RTP media relay

A relay forwards voice and video packets between callers in real time, fast enough that a dropped one is better skipped than waited for.

The idea

On a live call, audio and video are chopped into tiny RTP packets and sent over the network. A relay in the middle forwards them between the two callers — useful when the callers can't reach each other directly, or when one stream needs to fan out to many viewers.

The network is messy: packets arrive out of order, late, or not at all. The receiver keeps a small jitter buffer that briefly holds packets so it can re-sort them by sequence number before playing. But it never waits forever — for a live call, bounded latency beats perfect delivery. A late or lost packet is concealed and the audio moves on.

See it work

Press play, or step through, to watch packets flow A → relay → B.

How it works

Every RTP packet carries a small header: a sequence number (increments by one per packet, so the receiver can detect gaps and reorder), a timestamp (the media sampling instant, so playout is paced correctly), and an SSRC (which stream this is). The relay typically forwards packets without re-encoding — a TURN relay copies bytes verbatim; an SFU selectively forwards each sender's stream to subscribers. Cheap and low-latency, because there's no transcoding.

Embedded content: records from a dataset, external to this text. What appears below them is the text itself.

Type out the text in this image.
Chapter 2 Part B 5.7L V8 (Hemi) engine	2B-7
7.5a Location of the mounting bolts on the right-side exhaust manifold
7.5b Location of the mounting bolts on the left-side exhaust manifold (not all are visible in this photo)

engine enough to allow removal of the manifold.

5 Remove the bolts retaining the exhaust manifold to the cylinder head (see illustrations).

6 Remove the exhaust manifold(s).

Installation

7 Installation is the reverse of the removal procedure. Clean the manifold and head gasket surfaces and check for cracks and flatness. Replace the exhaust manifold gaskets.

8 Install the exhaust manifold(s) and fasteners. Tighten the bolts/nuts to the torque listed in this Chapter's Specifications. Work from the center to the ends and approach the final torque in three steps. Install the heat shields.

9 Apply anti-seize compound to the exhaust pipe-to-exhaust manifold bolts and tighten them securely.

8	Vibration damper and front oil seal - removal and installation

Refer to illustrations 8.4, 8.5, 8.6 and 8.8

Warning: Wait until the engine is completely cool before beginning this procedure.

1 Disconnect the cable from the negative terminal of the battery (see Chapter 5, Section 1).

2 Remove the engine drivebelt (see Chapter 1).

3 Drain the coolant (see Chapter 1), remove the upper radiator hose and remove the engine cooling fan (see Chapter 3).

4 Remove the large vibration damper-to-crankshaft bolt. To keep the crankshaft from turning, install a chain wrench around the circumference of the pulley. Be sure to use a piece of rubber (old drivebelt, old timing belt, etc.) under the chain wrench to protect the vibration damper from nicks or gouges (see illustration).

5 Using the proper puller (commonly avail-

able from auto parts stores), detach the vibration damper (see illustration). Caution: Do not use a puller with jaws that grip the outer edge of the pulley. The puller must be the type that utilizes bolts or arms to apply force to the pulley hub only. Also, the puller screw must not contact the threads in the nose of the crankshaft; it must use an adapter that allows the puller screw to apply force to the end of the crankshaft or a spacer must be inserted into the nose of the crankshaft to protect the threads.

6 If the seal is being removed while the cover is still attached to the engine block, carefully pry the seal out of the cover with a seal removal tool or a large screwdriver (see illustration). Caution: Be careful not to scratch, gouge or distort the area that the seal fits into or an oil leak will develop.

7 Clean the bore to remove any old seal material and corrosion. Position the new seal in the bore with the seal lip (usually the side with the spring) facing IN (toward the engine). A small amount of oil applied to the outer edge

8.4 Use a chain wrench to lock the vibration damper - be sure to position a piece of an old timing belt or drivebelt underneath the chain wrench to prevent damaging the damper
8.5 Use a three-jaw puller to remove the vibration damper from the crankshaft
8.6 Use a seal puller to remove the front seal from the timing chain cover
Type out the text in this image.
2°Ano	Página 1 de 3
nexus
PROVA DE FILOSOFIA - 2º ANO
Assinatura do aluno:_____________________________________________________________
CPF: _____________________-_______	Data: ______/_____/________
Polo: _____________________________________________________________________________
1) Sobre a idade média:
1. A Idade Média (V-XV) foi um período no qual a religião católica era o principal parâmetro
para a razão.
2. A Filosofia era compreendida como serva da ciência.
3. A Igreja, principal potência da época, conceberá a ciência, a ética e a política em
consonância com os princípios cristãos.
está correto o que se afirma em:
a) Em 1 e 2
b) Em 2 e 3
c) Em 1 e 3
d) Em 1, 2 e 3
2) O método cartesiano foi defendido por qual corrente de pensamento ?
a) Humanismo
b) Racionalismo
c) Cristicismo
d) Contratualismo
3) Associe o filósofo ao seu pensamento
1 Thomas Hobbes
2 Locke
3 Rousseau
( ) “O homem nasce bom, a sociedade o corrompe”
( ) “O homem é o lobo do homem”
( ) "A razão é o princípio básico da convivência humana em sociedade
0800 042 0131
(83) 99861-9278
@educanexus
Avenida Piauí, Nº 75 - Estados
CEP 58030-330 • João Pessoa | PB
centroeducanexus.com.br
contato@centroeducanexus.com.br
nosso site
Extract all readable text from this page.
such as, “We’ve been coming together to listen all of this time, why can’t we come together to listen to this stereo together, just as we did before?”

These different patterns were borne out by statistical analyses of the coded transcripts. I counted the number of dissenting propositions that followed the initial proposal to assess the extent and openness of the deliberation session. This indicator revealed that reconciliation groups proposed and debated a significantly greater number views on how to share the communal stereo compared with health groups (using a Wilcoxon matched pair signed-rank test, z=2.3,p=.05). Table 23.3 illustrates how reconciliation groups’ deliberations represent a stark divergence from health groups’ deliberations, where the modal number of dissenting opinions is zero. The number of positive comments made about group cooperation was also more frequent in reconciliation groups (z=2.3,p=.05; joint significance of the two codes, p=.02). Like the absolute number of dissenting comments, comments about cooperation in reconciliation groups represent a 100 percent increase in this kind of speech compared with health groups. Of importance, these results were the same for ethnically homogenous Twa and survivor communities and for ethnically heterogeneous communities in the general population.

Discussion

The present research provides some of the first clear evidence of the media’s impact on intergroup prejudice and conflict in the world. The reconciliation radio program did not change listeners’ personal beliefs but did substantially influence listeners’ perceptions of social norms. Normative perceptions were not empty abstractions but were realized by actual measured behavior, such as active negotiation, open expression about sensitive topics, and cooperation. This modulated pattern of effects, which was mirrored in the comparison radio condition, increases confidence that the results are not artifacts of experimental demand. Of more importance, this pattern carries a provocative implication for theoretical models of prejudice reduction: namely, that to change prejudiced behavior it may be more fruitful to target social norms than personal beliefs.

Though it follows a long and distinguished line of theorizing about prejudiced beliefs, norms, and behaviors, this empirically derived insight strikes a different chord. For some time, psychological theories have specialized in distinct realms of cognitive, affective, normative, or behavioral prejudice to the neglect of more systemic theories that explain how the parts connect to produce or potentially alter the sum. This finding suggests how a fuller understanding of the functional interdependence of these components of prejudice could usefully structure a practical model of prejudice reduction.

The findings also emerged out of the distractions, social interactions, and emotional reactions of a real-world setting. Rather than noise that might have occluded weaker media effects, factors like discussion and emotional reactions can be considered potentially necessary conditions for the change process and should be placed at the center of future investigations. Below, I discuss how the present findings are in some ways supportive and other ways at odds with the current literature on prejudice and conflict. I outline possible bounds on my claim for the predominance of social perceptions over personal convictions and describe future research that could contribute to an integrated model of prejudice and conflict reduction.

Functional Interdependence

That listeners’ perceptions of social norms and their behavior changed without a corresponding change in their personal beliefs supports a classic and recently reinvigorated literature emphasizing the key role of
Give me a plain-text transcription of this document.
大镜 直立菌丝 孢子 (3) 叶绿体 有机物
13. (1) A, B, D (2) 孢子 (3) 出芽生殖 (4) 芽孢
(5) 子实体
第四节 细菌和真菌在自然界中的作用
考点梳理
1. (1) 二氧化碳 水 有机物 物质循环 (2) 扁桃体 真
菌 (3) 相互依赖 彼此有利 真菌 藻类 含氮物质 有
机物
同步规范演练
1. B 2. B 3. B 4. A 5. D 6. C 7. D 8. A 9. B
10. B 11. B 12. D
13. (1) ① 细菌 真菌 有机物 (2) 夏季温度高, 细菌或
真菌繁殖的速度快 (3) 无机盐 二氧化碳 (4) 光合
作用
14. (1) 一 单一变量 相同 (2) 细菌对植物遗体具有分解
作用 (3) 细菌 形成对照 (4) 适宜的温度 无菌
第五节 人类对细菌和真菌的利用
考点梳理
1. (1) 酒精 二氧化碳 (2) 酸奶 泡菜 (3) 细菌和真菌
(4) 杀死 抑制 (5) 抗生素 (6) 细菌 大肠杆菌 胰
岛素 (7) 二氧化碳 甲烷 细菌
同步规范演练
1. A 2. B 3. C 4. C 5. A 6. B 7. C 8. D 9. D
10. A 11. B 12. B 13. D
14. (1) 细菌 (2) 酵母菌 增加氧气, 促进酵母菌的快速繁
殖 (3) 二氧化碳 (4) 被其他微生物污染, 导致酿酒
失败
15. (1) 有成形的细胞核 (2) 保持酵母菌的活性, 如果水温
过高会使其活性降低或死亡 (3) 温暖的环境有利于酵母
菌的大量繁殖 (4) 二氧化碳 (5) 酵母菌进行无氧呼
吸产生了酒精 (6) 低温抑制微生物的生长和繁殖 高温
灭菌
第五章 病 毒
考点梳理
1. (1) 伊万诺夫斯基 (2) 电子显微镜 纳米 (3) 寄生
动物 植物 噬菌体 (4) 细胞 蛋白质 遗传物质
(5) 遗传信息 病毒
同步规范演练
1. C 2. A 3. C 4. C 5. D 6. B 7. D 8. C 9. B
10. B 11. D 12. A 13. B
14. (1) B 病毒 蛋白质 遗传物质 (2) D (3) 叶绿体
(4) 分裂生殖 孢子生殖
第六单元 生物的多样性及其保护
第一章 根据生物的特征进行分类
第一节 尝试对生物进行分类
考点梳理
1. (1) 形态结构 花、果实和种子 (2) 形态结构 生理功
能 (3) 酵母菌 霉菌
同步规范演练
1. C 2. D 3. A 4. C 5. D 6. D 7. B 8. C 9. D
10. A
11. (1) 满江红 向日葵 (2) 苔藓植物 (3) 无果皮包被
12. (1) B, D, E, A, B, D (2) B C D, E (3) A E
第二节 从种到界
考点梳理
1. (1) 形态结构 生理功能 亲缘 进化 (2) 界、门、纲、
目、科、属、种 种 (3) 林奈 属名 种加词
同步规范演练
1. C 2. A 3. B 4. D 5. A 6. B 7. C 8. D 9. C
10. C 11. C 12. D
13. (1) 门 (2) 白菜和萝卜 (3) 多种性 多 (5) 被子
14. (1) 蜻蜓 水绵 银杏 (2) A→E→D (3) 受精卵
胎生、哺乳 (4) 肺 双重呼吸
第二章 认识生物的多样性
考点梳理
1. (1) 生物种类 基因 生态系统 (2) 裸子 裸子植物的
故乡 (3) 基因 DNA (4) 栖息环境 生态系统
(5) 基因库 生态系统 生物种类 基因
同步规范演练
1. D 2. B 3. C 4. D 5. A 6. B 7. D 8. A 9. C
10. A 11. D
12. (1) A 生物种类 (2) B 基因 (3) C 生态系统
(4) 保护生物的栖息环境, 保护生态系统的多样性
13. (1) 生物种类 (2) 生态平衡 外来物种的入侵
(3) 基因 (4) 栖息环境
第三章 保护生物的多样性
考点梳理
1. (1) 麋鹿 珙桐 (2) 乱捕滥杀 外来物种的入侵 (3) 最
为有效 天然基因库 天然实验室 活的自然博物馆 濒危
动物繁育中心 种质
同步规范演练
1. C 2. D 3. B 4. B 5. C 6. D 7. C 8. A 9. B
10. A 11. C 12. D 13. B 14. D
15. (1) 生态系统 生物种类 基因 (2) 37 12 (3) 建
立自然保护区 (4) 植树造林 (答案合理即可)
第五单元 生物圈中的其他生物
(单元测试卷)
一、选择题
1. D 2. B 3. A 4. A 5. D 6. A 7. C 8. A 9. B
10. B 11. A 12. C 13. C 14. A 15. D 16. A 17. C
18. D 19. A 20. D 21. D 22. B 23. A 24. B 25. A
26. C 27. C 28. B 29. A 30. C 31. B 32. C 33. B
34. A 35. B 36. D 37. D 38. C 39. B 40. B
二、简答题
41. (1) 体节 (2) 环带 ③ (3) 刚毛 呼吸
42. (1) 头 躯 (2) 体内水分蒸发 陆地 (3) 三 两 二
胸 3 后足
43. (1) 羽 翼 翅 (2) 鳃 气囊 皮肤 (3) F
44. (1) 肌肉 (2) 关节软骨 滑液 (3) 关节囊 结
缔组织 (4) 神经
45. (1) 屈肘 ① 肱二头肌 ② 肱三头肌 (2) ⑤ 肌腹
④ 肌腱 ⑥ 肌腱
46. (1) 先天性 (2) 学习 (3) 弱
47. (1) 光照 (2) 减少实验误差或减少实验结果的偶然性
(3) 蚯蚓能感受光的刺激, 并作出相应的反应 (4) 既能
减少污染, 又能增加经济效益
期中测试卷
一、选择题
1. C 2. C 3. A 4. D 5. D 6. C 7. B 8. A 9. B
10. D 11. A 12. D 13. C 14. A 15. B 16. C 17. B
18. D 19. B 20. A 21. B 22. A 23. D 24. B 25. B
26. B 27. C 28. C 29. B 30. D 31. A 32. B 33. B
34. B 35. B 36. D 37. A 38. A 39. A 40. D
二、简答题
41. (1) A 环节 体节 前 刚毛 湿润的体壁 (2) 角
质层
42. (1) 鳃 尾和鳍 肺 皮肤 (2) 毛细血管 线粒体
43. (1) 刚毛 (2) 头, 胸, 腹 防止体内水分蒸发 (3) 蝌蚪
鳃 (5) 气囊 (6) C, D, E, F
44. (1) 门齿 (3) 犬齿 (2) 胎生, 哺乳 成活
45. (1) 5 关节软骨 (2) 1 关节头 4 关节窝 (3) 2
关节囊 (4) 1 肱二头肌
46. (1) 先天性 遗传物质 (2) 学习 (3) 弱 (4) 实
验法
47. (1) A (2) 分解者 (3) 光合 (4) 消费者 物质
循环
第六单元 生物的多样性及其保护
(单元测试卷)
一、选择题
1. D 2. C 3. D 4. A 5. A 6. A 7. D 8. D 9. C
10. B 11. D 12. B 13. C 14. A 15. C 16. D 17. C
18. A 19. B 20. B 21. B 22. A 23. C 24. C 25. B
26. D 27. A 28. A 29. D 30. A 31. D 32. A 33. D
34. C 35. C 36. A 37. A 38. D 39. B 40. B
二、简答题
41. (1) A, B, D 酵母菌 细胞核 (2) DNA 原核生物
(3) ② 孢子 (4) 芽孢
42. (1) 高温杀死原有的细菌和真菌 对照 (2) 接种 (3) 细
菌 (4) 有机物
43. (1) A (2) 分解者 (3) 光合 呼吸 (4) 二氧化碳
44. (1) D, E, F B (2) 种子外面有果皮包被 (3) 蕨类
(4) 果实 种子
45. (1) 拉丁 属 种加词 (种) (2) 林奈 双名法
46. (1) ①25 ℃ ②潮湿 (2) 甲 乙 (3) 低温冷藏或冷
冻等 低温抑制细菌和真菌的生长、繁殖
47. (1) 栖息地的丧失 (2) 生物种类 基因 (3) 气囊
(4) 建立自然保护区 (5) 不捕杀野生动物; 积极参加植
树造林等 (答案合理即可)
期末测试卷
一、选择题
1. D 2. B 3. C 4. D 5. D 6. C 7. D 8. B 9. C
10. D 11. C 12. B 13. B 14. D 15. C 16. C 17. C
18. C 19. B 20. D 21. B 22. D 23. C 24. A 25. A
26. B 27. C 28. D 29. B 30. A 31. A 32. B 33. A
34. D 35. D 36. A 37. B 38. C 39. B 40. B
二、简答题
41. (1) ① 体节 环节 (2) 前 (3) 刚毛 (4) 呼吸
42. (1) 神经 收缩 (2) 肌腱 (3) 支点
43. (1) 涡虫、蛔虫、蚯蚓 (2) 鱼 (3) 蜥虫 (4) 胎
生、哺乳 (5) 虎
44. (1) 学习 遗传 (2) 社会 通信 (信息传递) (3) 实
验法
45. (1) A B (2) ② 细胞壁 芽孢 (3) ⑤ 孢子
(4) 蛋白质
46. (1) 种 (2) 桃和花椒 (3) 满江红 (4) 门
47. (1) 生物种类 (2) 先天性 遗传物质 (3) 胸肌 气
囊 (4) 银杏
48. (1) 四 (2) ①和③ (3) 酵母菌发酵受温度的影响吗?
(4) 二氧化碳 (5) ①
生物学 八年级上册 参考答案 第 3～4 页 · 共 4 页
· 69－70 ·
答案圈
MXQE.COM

The receiver runs a jitter buffer: incoming packets are inserted by sequence number and held just long enough to absorb network variance. A fixed playout clock pops the next expected sequence on each tick. If that sequence hasn't arrived by its deadline, the buffer conceals it (interpolates or skips) and advances — it never blocks the call waiting for one packet. Loss and timing are reported back over RTCP so the sender can adapt its bitrate.

on_packet(p):
    buffer.insert(p.seq, p)            # reorder by sequence number

on_tick(now):                          # fixed playout clock
    want = next_seq
    if want in buffer:
        play(buffer.pop(want)); next_seq += 1
    elif now - deadline(want) > 0:
        conceal(want); next_seq += 1   # don't wait past the deadline

Trade-offs

Choice	Cost	Note
Deeper jitter buffer	+ latency	Tolerates more reorder & loss; too deep and the call feels laggy
Shallow jitter buffer	+ loss / glitches	Low latency, but late packets miss their deadline and get concealed
Relay (TURN / SFU)	+ latency, + bandwidth $	Works behind any NAT; one stream can fan out to many subscribers
Direct P2P	NAT traversal can fail	Lowest latency when it connects; no server media cost
UDP / RTP transport	Must handle loss yourself	No head-of-line blocking — a lost packet never stalls the rest
TCP transport	Head-of-line blocking	Retransmits stall everything behind the loss — wrong for live media

Watch out for

Using TCP for live media. TCP guarantees in-order delivery by retransmitting and blocking everything behind a loss (head-of-line blocking). For a live call you'd rather skip one frame than freeze a second of audio. Use UDP/RTP and conceal loss.
An unbounded jitter buffer. Growing the buffer to "never lose a packet" just trades loss for latency. Past roughly 150–200 ms one-way, conversation feels broken. Bound the buffer and conceal what's late.
Trusting sequence wraparound. The RTP sequence number is 16-bit and wraps at 65535 → 0. Compare sequences with modular ("serial number") arithmetic, not plain <, or reordering breaks at the wrap.
No RTCP loss feedback. Without receiver reports the sender can't see loss or congestion and won't lower its bitrate — quality collapses instead of degrading gracefully.
Relay bandwidth at scale. A relay carries every byte of every stream. For an N-party call an SFU sends each stream to N−1 subscribers — bandwidth (and cost) grows fast. Plan simulcast and layer selection early.

Worked example

Sender A emits packets 1..7, each forwarded by the relay. The network reorders packet 4 so it arrives after 5, and drops packet 6 entirely. Watch what the receiver's jitter buffer does:

arrive: 1 2 3 5 4 7        (6 never shows up)
buffer: holds out-of-order packets, sorted by seq
playout (fixed clock, next_seq advancing):
  1 -> play   2 -> play   3 -> play
  4 -> in buffer (it arrived late) -> play   5 -> play
  6 -> not here, deadline passed -> conceal, skip
  7 -> play
result: 1 2 3 4 5 (6 concealed) 7  with bounded delay

Packet 4 was late but still beat its deadline, so the buffer reordered it back ahead of 5 and played it in order. Packet 6 missed its deadline, so instead of stalling the whole call, the receiver concealed it and moved straight on to 7. Smooth audio, one tiny gap, no freeze.

Check yourself

The receiver is still missing packet 6 and its playout deadline just passed. What should the jitter buffer do?

Why is TCP a poor transport for a live voice call?